MELINDA AND MELINDA: Written and directed by Woody Allen. Produced by Letty Aronson. Co-producer, Helen Robin. Executive producers, Stephen Tenenbaum. Jack Rollins, Charles H. Joffe. Cinematography, Vilmos Zsigmond. Production design, Santo Loquasto. Editor, Alisa Lepselter. Costumes, Judy Ruskin Howell. Casting, Juliet Taylor. Starring Radha Mitchell, Chiwetel Ejiofor, Will Ferrell, Jonny Lee Miller, Amanda Peet, Chloë Sevigny and Wallace Shawn. Fox Searchlight, 2005. PG-13. 99 minutes.
This must have been a simple pitch for an ensemble comedy by Woody Allen: Two writers having dinner at a trendy French bistro hear the same story. One (Max, played by Larry Pine) says it would make a great comedy. The other (Sy, played by Wallace Shawn) says, no, it’s tragic. Show me, the storyteller (Stephanie Roth Haverle) says. And so the story begins.
I should say the stories begin, because while they start as parallels, in time the stories both diverge and seem to intertwine. Or maybe enough of the surface is the same in both stories that I couldn’t tell residences apart after awhile. Both are set in tastefully appointed Manhattan apartments peopled by well coiffed, slender individuals with fabulous occupations. Comedy and tragedy are close here, but money and/or status are givens. Maybe that’s the point and the reason Melinda feels left out.

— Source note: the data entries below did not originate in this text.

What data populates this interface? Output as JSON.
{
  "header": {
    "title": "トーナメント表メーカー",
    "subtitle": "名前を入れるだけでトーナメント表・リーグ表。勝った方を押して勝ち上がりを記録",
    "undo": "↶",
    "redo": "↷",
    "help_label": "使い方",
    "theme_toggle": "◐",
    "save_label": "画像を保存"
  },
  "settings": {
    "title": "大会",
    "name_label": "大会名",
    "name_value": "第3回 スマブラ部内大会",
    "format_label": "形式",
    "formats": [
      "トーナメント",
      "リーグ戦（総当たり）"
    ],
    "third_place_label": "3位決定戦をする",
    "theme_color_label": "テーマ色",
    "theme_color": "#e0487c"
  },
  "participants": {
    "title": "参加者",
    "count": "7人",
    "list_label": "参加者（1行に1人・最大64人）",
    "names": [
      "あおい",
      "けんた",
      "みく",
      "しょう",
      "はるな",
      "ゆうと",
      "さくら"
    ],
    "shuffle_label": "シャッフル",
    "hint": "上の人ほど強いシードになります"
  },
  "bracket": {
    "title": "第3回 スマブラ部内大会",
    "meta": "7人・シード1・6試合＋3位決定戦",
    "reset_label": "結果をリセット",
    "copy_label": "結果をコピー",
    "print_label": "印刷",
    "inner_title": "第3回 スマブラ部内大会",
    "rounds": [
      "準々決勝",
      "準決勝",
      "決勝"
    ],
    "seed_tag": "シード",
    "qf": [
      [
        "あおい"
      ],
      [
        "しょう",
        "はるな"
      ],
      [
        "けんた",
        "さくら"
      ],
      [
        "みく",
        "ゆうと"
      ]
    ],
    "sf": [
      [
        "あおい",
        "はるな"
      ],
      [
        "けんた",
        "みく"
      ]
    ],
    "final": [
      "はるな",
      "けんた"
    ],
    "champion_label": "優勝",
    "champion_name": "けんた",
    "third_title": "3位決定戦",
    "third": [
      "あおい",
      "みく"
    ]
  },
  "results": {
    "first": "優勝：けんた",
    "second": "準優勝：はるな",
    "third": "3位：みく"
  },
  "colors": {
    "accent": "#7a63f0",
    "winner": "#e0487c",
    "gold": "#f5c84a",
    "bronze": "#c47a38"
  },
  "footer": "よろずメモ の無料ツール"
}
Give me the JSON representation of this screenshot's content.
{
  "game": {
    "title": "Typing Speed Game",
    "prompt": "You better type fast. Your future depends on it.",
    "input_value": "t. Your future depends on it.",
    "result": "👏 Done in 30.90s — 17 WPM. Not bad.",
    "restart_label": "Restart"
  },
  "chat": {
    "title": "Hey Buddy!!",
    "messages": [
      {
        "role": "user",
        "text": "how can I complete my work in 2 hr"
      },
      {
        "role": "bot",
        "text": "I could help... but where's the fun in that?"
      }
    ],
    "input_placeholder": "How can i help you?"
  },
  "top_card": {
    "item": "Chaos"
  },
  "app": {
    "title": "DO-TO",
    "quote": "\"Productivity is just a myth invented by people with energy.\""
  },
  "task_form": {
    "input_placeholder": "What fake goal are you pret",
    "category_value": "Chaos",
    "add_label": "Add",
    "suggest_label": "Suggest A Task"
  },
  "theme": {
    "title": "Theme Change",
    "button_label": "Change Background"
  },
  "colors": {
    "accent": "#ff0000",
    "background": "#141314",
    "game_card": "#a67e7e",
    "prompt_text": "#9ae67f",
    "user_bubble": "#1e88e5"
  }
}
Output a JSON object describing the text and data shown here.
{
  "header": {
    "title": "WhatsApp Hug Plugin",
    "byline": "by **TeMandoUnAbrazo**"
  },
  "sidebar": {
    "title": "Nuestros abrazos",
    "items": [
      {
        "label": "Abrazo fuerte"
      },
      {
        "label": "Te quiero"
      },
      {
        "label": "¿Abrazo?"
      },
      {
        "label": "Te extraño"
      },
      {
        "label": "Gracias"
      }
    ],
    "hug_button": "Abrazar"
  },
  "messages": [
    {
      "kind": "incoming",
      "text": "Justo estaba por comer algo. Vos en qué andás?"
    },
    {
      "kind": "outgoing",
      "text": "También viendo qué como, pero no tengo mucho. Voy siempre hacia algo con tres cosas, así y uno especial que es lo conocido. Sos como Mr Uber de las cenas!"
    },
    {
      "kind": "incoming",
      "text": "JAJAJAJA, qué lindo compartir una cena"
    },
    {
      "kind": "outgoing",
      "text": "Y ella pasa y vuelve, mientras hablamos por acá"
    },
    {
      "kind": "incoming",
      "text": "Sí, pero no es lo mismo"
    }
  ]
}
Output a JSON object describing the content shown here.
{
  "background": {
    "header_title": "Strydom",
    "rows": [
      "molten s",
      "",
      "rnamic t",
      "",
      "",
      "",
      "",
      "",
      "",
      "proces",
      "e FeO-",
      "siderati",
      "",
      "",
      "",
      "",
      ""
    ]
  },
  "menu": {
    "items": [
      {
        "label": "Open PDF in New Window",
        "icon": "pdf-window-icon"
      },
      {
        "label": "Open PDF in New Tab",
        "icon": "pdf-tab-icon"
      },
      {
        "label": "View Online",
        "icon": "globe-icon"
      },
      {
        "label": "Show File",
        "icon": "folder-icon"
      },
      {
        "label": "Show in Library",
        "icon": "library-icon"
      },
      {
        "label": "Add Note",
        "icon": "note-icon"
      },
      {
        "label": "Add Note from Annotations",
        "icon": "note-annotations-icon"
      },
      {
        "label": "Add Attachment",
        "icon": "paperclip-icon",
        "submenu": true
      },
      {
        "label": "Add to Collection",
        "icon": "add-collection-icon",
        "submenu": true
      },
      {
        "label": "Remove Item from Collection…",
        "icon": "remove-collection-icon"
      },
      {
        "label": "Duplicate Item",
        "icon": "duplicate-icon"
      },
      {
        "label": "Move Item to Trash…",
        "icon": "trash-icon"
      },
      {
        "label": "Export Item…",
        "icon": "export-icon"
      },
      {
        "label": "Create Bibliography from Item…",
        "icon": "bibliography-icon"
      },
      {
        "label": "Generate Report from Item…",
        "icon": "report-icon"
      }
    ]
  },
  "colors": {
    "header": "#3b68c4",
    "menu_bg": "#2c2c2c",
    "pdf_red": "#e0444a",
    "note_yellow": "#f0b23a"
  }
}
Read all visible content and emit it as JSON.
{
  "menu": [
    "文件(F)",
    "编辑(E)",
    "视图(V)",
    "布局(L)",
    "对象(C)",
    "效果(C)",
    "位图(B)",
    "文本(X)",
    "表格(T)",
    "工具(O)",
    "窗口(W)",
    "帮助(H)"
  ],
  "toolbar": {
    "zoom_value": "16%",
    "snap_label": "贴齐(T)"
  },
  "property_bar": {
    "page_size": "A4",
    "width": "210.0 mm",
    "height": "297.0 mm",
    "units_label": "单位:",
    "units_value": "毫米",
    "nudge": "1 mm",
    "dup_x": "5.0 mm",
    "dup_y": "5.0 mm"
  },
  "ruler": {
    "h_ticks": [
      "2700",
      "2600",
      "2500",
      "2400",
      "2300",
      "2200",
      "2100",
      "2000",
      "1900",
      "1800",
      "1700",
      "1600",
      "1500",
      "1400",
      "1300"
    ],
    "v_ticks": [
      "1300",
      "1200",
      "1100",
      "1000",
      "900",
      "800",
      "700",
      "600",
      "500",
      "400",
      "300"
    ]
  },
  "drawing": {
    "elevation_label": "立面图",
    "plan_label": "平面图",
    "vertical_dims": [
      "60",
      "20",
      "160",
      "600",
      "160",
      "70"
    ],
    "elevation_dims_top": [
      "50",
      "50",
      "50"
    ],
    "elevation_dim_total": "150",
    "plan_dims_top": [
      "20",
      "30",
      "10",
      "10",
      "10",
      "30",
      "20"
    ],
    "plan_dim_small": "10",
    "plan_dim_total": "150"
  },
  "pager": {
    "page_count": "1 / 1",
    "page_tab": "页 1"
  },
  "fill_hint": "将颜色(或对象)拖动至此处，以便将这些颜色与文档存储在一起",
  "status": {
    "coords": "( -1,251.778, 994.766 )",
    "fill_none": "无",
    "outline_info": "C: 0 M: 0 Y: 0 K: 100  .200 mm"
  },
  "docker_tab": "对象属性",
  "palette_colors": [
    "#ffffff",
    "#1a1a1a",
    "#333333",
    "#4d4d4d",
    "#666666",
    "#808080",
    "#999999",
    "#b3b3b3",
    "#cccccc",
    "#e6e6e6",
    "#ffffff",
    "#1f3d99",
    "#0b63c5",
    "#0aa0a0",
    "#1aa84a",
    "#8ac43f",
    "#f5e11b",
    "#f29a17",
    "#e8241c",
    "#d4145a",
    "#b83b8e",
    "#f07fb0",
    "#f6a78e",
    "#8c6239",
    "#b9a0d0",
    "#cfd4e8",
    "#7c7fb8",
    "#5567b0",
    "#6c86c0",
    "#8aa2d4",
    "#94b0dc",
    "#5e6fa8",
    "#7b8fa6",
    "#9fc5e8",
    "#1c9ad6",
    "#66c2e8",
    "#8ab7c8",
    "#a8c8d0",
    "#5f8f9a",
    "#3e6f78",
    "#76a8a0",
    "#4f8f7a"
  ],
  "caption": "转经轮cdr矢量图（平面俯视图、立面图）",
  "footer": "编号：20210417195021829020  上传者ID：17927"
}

In both stories, Radha Mitchell (Phone Booth, Finding Neverland) plays a woman named Melinda, who bursts unannounced into a dinner party. Melinda’s gone through a rough patch lately, and she stirs things up when she joins the gathering in progress. Melinda tells slightly different versions of her recent troubles in each story.
In the dramatic story, the dinner is being given by Melinda’s old college friend, Laurel (Chloë Sevigny), and her husband, Lee (Jonny Lee Miller) in their SoHo loft. A pianist, Laurel grew up on the city’s Upper East Side, while Lee’s an aspiring actor. In the comedy storyline, the dinner party is hosted in an Upper East Side townhouse by an easy-going actor named Hobie (Will Ferrell) and his ambitious wife, Susan (Amanda Peet), an independent film director. In this story, Melinda is the dizzy blonde neighbor who intrudes on their party.
One of Laurel and Lee’s guests is another pal of Melinda’s from school, Cassie (Brooke Smith). Laurel and Cassie set up a date for Melinda with Greg (Josh Brolin), a rich, stable dentist who owns a country home in the Hamptons. But Greg bores Melinda. She’s attracted to the piano player, Ellis (Chiwetel Ejiofor Love Actually, Dirty Pretty Things). He’s a serious composer who lives in a skylit loft.
With most of the ensemble assembled, Allen seems to have a really good time weaving the various strands of story one and story two together. As for the dialogue, sometimes it’s stiff and sounds like vintage Allen. Other times the actors make the lines sound natural. But Ferrell’s line readings out-Woody the man himself. They are priceless.
Good cast, great production values and only a few plot confusions add to this exercise in story. Here story is that all-important tale we tell ourselves and others about our lives — tragic, comic, half-full or half-empty glass — the choice is ours.
Melinda and Melinda opens Friday, April 14 at the Bijou. Highly recommended.